Option 3: Keep the array index; weaken the consumer to trust-on-first-use

Section titled “Option 3: Keep the array index; weaken the consumer to trust-on-first-use”

Leave the served index as an array and change the harness fetcher to scan it and pin the sha256 it computes on first download (TOFU), dropping the index cross-check.

  • Pro: No MIF generator change; smallest surface.
  • Con: Downgrades the supply-chain posture from fail-closed index-cross-checked integrity to trust-on-first-use, removing the defense against a compromised mirror/CDN. The harness constitution marks fail-closed supply chain non-negotiable.
  • Technical: Low to build.
  • Schedule: Fast.
  • Ecosystem: Unacceptable posture downgrade on a published registry; pushes the integrity burden onto every consumer and weakens the guarantee for all of them.

Adopt Option 2. The served https://mif-spec.dev/ontologies/index.json becomes an object keyed by ontology id, each entry carrying the fetch fields {version, file, sha256, extends[]} alongside the existing discovery fields {canonical, yaml, versioned}. snapshot-ontology-version.py is changed to emit this shape and to compute each entry’s sha256 over the served *.ontology.yaml (the bytes the fetcher downloads and pins); its index.html builder iterates the object’s values; the snapshot --check gate validates the new shape. The shape matches the authoring repo’s gen-ontology-index.sh, so the corpus carries one index contract end to end, and the harness’s fail-closed fetch-ontology.sh / check-ontology-lock.sh work unchanged against it.
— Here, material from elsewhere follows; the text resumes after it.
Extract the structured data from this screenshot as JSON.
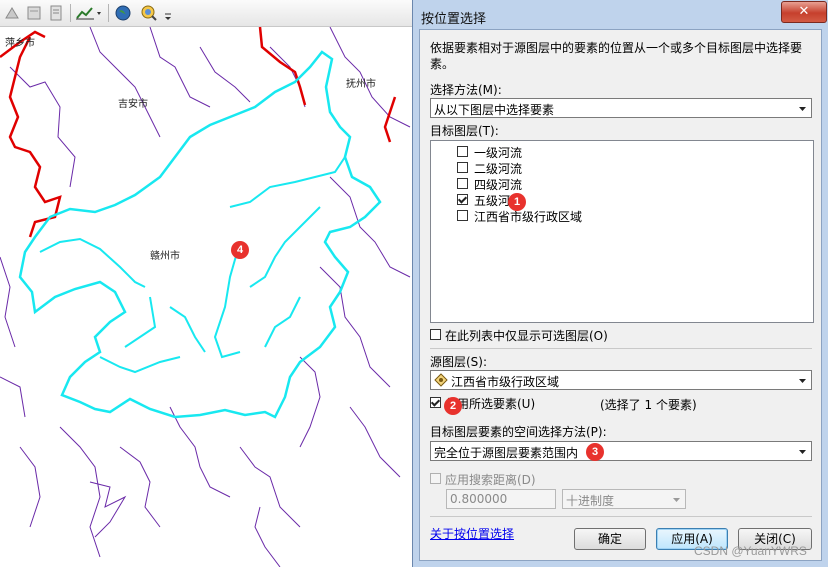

  • The fail-closed on-demand vendoring contract becomes satisfiable; the harness epic’s #222 (present, gate-clean lock) and #224 (on-demand cache flip) unblock.
  • One index shape across the mirror, the authoring generator, and every consumer — no second design to keep in sync.
  • Per-entry sha256 gives mirror/CDN-tamper detection at fetch time, not just post-vendor drift detection.
  • It breaks the published array contract: any external reader of the current shape must update, and the change must land with the MIF --check gate and index.html builder in one move or the build fails.
  • Completion depends on an async public redeploy of mif-spec.dev; the harness flip cannot be verified end to end until that deploy is live.
  • The discovery fields (canonical, yaml, versioned) are unchanged; only the container shape changes and the fetch fields are added.
  • Per-ontology version semantics are unchanged — each entry still reports the ontology’s own version, independent of the corpus release versions.
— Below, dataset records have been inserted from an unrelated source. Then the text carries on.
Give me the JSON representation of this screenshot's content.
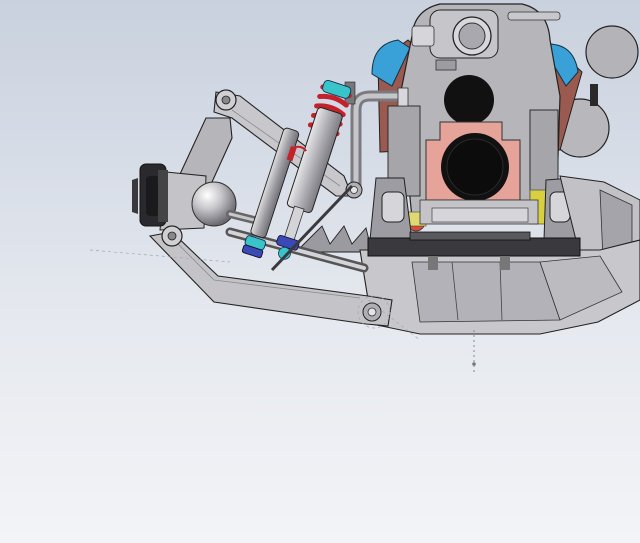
{
  "viewport": {
    "background": {
      "top": "#c9d1de",
      "bottom": "#f3f4f7"
    }
  },
  "model": {
    "colors": {
      "body_gray": "#b8b8bc",
      "dark_gray": "#5c5c60",
      "head_brown": "#9a5a4f",
      "block_pink": "#e6a39a",
      "cap_blue": "#3aa0d8",
      "spring_red": "#c4222a",
      "shock_cyan": "#38c4c8",
      "shock_blue": "#3a48b8",
      "fitting_yellow": "#d8d040",
      "fitting_red": "#d84a3a",
      "black": "#151515"
    }
  }
}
The decision meets its drivers. A consumer resolves fetch file, sha256, and extends by key lookup (primary driver one); the per-entry sha256 lets the fetcher verify downloaded bytes fail-closed (primary driver two); and the shape is the one gen-ontology-index.sh already emits, so the corpus has a single index contract (primary driver three). Discovery URLs are retained (secondary driver one), and the generator change updates the index.html builder and --check gate together (secondary driver two).

The residual cost — a breaking change to a published contract gated on an async redeploy — is mitigated by the corpus being pre-1.0, by the array index having no known integrity-bearing consumer, and by sequencing the rollout: land and deploy the MIF index change first, verify the live index.json, and only then flip the harness to fetch on demand.

  • modeled-information-format/MIF scripts/snapshot-ontology-version.py: the served-mirror + index.json generator changed by this decision.
  • scripts/gen-ontology-index.sh: this repo’s generator, already emitting the object+sha256+extends shape this decision standardizes on.
  • research-harness-template scripts/fetch-ontology.sh / scripts/check-ontology-lock.sh: the fail-closed consumer.

The contract is auditable in three places that must agree: the served mif-spec.dev/ontologies/index.json shape, this repo’s gen-ontology-index.sh output, and the harness fetcher’s reader. Any one diverging from the others is the signal that this decision has been violated.

  • 2026-06-30: Pending. Proposed. The served index.json is still the array shape; the MIF generator change and redeploy, and the harness flip, are not yet landed. Flip to Compliant once mif-spec.dev/ontologies/index.json serves the object+sha256 shape and the harness vendors against it fail-closed.